Mr Yousry wrote on Facebook that he was at first afraid to report the launcher to police in case they thought that he had something to do with it. But he said he ultimately decided it was too dangerous to leave the weapon lying around.
“The airport is not far away and it could cause disasters if it was placed here for a reason,” he wrote. “The airplanes here are an easy target because they fly at very low altitude and this is the best position for this weapon to be used.”
The weapon did not appear to be loaded with a missile, he added.
He said he struggled to convince two policemen nearby to take him seriously but that they eventually took the launcher and carried it away.
Mr Yousry did not respond to an effort to contact him. His Facebook post from February 18 began to go viral in Egypt and he eventually deleted it and replaced it with a cryptic note suggesting he was concerned about angering Egypt’s authoritarian government.
“Fishing in troubled waters is not my style,” he wrote.
The Egyptian foreign ministry did not respond to a request for comment.
James Bevan, executive director of Conflict Armament Research (CAR), examined photographs of the launcher at the request of The Telegraph.
Mr Bevan said it was impossible to tell if the weapon was real based on a social media photograph but that it looked like an SA-7b, a common portable anti-aircraft weapon.

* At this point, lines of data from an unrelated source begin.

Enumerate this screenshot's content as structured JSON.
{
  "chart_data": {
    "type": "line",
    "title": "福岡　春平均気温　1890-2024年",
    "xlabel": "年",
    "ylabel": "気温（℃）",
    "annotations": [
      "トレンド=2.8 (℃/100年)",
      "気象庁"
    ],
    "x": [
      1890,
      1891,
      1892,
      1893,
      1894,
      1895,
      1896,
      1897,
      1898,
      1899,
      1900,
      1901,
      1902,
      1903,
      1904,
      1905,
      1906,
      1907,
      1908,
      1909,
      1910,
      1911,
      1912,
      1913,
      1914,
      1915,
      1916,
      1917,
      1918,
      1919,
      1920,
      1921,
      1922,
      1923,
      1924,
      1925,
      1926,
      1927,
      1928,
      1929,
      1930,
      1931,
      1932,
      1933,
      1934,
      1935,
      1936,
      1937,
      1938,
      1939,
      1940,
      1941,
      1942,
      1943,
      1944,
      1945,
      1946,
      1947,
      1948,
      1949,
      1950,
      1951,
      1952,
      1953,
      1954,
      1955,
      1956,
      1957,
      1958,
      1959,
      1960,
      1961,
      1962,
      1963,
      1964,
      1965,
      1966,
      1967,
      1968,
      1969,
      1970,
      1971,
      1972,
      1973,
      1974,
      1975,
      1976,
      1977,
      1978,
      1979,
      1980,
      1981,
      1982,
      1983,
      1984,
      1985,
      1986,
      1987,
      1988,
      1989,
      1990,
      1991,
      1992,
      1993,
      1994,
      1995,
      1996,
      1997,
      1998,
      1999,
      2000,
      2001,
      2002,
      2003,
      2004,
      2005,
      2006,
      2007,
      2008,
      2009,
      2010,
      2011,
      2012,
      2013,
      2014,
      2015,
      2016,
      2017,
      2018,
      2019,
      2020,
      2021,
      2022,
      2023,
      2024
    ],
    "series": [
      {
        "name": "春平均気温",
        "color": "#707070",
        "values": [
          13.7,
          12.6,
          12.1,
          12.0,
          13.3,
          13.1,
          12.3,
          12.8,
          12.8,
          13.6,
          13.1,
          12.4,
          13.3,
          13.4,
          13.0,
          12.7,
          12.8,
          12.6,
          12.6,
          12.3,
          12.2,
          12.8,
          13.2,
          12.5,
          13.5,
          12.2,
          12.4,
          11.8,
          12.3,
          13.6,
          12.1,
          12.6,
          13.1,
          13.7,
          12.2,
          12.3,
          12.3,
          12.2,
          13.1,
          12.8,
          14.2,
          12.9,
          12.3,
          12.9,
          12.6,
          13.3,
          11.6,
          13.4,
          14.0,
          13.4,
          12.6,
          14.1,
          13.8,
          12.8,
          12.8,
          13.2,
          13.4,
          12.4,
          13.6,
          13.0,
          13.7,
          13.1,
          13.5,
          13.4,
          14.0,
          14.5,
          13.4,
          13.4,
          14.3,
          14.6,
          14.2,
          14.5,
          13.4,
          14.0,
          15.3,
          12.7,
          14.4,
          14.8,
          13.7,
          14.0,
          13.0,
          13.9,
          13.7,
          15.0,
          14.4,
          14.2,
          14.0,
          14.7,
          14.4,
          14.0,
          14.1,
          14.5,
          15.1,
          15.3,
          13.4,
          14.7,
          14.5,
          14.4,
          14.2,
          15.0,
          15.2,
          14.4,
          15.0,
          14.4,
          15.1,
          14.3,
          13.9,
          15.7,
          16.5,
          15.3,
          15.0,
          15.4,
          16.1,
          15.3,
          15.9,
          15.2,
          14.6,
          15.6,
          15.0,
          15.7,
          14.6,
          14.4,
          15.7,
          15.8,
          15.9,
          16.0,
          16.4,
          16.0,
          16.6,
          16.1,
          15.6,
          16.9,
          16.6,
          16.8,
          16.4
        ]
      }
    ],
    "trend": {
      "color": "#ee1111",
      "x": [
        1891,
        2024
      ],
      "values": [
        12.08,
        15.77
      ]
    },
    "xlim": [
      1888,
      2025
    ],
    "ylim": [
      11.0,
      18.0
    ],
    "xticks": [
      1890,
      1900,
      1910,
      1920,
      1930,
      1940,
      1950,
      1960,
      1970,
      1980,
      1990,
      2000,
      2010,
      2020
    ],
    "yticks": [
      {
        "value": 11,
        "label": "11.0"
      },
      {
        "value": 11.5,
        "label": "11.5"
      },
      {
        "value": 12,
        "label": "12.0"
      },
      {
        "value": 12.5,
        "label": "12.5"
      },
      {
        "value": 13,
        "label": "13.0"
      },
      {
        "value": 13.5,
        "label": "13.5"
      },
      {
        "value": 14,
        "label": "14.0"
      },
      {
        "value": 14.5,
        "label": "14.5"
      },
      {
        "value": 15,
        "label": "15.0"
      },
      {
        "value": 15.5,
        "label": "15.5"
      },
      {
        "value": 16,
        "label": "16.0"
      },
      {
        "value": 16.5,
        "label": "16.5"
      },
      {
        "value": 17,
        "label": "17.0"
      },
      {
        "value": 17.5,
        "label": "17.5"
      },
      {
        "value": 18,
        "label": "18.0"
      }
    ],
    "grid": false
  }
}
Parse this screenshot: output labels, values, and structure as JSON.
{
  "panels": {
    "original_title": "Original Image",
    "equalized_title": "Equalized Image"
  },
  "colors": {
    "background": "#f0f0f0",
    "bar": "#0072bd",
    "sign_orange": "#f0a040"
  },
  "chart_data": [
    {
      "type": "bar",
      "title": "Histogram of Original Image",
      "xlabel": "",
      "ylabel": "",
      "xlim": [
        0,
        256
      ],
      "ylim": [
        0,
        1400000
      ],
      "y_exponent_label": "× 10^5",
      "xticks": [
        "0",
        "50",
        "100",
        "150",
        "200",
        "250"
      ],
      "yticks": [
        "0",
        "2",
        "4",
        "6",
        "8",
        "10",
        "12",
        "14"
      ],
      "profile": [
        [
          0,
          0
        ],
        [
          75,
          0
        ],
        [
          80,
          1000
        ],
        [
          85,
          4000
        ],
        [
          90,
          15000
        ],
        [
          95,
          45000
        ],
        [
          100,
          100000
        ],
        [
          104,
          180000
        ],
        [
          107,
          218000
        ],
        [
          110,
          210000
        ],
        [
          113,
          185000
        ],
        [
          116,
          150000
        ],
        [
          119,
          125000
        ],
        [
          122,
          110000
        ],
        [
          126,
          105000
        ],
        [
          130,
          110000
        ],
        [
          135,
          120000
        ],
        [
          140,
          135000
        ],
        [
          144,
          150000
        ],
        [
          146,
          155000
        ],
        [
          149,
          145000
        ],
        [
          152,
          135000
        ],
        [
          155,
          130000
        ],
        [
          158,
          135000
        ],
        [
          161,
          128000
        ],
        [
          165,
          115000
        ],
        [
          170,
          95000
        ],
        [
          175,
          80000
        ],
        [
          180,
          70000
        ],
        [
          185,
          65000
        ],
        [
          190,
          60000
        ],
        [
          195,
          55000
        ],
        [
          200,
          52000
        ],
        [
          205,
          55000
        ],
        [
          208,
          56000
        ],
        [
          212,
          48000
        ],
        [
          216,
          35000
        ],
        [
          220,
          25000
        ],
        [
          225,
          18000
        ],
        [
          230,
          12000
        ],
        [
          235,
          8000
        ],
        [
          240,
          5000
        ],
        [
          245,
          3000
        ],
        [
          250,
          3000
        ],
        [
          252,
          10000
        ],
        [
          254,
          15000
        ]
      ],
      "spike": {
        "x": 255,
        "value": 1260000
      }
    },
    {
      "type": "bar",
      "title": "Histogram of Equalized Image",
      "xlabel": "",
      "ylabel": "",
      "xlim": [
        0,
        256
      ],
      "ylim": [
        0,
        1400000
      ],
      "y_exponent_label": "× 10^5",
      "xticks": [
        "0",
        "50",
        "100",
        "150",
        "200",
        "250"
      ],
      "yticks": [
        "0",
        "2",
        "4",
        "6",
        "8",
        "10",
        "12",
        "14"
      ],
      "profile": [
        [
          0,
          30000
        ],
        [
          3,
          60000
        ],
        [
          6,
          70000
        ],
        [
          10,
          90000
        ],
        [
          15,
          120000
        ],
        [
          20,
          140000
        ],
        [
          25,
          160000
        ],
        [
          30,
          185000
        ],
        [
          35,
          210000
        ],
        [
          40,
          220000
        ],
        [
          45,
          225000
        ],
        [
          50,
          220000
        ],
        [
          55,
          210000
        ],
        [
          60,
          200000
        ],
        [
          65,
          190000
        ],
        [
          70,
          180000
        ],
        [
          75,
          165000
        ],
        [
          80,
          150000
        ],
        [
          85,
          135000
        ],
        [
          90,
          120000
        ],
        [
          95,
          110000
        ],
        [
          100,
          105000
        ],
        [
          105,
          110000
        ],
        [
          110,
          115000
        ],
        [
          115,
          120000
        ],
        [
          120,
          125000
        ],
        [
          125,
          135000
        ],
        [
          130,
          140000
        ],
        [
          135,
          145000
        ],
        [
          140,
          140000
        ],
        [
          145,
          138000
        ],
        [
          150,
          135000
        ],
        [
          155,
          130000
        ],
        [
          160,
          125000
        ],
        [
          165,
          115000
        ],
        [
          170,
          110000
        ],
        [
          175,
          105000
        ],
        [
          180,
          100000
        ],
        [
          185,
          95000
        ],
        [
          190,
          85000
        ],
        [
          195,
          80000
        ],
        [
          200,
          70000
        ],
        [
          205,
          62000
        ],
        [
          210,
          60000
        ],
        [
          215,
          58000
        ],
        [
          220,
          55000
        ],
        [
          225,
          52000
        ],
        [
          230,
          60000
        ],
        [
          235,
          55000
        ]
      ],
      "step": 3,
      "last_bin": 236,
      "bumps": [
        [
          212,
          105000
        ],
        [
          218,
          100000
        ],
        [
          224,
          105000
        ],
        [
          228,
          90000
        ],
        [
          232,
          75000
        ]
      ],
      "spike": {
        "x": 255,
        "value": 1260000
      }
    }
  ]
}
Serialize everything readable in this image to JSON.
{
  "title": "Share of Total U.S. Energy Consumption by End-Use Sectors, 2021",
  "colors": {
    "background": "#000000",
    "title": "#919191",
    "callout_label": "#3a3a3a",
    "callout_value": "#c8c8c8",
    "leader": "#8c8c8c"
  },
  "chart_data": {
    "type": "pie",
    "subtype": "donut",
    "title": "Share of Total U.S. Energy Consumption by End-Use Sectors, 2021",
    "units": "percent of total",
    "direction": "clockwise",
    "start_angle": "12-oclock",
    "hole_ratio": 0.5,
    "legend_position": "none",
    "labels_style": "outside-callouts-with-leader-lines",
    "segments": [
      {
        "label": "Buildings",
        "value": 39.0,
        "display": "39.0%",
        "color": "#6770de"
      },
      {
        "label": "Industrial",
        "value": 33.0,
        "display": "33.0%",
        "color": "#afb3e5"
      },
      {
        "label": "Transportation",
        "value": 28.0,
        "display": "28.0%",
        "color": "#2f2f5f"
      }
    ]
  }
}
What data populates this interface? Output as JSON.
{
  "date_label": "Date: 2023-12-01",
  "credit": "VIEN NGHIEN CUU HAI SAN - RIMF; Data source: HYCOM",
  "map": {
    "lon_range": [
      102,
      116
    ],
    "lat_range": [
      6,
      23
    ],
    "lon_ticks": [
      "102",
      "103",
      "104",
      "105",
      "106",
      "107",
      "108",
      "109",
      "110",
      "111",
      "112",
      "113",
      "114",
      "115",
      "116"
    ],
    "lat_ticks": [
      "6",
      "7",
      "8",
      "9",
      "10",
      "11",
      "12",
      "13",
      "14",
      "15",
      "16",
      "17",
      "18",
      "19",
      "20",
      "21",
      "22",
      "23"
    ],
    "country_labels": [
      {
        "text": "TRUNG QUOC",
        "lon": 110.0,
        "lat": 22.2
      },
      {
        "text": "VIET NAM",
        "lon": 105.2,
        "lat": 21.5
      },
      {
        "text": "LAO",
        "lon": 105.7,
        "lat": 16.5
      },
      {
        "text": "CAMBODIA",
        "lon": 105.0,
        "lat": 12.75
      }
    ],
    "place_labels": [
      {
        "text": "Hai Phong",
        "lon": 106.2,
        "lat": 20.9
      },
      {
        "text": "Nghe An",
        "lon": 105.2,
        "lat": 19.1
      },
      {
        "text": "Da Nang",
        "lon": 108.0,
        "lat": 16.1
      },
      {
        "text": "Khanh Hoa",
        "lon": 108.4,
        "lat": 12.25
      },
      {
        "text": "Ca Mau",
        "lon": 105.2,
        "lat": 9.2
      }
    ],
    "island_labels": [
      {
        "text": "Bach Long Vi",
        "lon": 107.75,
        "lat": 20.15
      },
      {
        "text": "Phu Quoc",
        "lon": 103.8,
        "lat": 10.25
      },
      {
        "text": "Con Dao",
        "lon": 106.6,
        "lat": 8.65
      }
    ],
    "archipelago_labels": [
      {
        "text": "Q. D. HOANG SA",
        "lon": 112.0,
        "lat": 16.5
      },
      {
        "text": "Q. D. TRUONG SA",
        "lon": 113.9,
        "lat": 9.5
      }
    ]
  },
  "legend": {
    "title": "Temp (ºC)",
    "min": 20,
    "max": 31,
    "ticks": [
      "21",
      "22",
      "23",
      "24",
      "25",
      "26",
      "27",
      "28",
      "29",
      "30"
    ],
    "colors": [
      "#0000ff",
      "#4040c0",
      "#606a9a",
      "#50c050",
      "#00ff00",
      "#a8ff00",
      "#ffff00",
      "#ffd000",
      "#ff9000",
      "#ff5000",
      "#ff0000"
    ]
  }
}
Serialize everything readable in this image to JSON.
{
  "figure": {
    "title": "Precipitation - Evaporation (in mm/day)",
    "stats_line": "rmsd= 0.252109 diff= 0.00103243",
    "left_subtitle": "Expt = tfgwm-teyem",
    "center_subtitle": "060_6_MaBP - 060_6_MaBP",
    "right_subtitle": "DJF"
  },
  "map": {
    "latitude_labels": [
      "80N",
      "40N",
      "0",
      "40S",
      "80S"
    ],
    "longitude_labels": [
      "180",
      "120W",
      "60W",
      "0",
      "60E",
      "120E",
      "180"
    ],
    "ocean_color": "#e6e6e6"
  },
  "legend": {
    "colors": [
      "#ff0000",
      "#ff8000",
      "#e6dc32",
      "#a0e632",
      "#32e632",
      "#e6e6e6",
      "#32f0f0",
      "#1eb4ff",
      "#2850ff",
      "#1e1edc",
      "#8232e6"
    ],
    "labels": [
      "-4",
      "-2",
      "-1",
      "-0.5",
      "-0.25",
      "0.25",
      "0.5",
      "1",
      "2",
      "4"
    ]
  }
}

A version of the SA-7 is manufactured in Egypt and many such weapons flooded out of neighbouring Libya after the fall of the Gaddafi regime in 2011.
CAR has found SA-7 components in abandoned Isil bases in Syria and Iraq, suggesting that the group has found a way to access parts of the weapons.
“If it’s real, it wouldn’t surprise me to find it there given the number of possible sources and the number of actors that potentially have access to a system like this,” Mr Bevan said.